Inmates have reported cruel and inhumane treatment: electrocution, beatings, and simulated executions, among other horrors. Many were arrested for protesting Maduro’s regime, after he stole the Presidential election, in 2024. Some were detained for simply sending texts questioning the government’s legitimacy—messages that were uncovered during the phone searches that have become a routine part of law enforcement in Caracas.

Trump’s aggressive actions toward Venezuela only worsened the Maduro regime’s paranoia, and, in turn, its authoritarian grip on power. A common slogan, written on the armored personnel carriers that could be seen coming and going from El Helicoide at all hours of the day, translates to the declaration “To Doubt Is Treason.” The city’s most ubiquitous image, painted all over Caracas by government-commissioned muralists, is of the eyes of Hugo Chávez, Maduro’s predecessor, watching us.
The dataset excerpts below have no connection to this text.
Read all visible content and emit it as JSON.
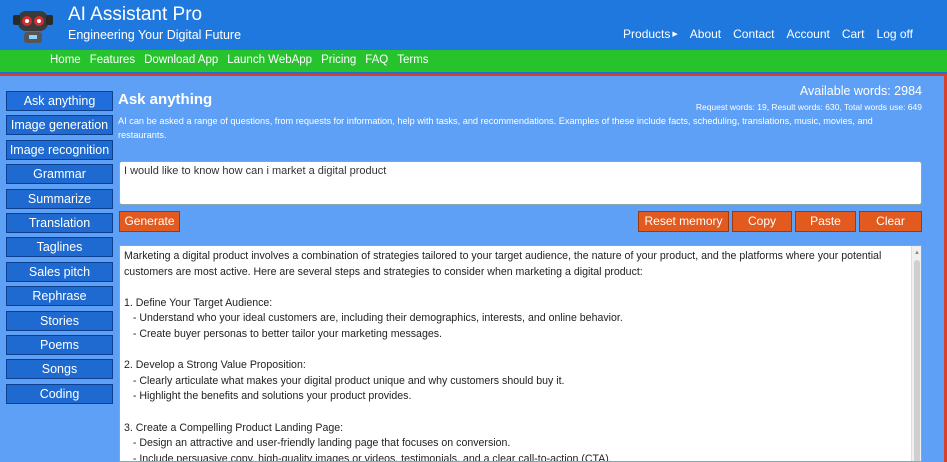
{
  "header": {
    "title": "AI Assistant Pro",
    "subtitle": "Engineering Your Digital Future",
    "nav": [
      {
        "label": "Products",
        "has_caret": true
      },
      {
        "label": "About"
      },
      {
        "label": "Contact"
      },
      {
        "label": "Account"
      },
      {
        "label": "Cart"
      },
      {
        "label": "Log off"
      }
    ]
  },
  "menubar": {
    "items": [
      "Home",
      "Features",
      "Download App",
      "Launch WebApp",
      "Pricing",
      "FAQ",
      "Terms"
    ]
  },
  "sidebar": {
    "items": [
      "Ask anything",
      "Image generation",
      "Image recognition",
      "Grammar",
      "Summarize",
      "Translation",
      "Taglines",
      "Sales pitch",
      "Rephrase",
      "Stories",
      "Poems",
      "Songs",
      "Coding"
    ]
  },
  "main": {
    "title": "Ask anything",
    "available_words": "Available words: 2984",
    "word_stats": "Request words: 19, Result words: 630, Total words use: 649",
    "description": "AI can be asked a range of questions, from requests for information, help with tasks, and recommendations. Examples of these include facts, scheduling, translations, music, movies, and restaurants.",
    "prompt_value": "I would like to know how can i market a digital product",
    "buttons": {
      "generate": "Generate",
      "reset": "Reset memory",
      "copy": "Copy",
      "paste": "Paste",
      "clear": "Clear"
    },
    "output": "Marketing a digital product involves a combination of strategies tailored to your target audience, the nature of your product, and the platforms where your potential customers are most active. Here are several steps and strategies to consider when marketing a digital product:\n\n1. Define Your Target Audience:\n   - Understand who your ideal customers are, including their demographics, interests, and online behavior.\n   - Create buyer personas to better tailor your marketing messages.\n\n2. Develop a Strong Value Proposition:\n   - Clearly articulate what makes your digital product unique and why customers should buy it.\n   - Highlight the benefits and solutions your product provides.\n\n3. Create a Compelling Product Landing Page:\n   - Design an attractive and user-friendly landing page that focuses on conversion.\n   - Include persuasive copy, high-quality images or videos, testimonials, and a clear call-to-action (CTA)."
  },
  "colors": {
    "header_bg": "#1f78de",
    "menubar_bg": "#27c32d",
    "content_bg": "#5fa0f7",
    "accent_button": "#e35a1f",
    "sidebar_button": "#1e6ad0"
  }
}
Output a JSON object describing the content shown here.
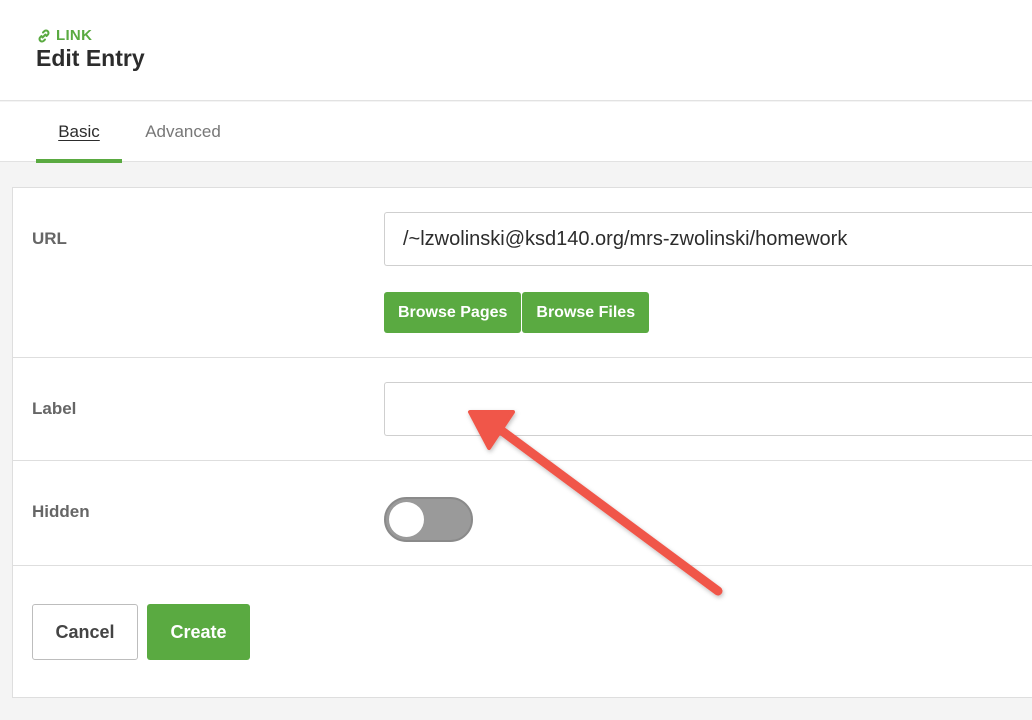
{
  "header": {
    "eyebrow": "LINK",
    "eyebrow_icon": "link-icon",
    "title": "Edit Entry",
    "accent_color": "#5aaa41"
  },
  "tabs": [
    {
      "label": "Basic",
      "active": true
    },
    {
      "label": "Advanced",
      "active": false
    }
  ],
  "form": {
    "url": {
      "label": "URL",
      "value": "/~lzwolinski@ksd140.org/mrs-zwolinski/homework",
      "buttons": [
        "Browse Pages",
        "Browse Files"
      ]
    },
    "label_field": {
      "label": "Label",
      "value": ""
    },
    "hidden": {
      "label": "Hidden",
      "on": false
    }
  },
  "actions": {
    "cancel": "Cancel",
    "create": "Create"
  },
  "annotation": {
    "type": "arrow",
    "color": "#f0564a",
    "points_to": "label-input"
  }
}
In September, after the Trump Administration had begun striking boats off the coast of Venezuela, I was out photographing the local flora, a few streets down from where my grandparents and I live. After taking a picture of an unusually overgrown kapok tree—which, my neighbors later told me, was near a property owned by a high-ranking government official’s daughter—plainclothes officers approached me. They asked fairly banal questions about my employment and my reasons for taking photographs, and they looked through my phone, where they discovered that I had some text messages in English, further arousing their suspicion.

After roughly half an hour of sitting with the officers in the shadow of the kapok, being interrogated about my thoughts on the government, a four-by-four pulled up. Officers from SEBIN, the country’s intelligence service, dressed in black balaclavas and combat gear, with semi-automatic rifles slung over their shoulders, emerged from the vehicle and said that they were going to take me somewhere for questioning. They explained that, for my own safety, they were going to have to restrain me, and, in a gesture painfully symptomatic of the fact that I have spent far too much of my life in England, I made sure to shake the officers’ hands before they zip-tied my wrists.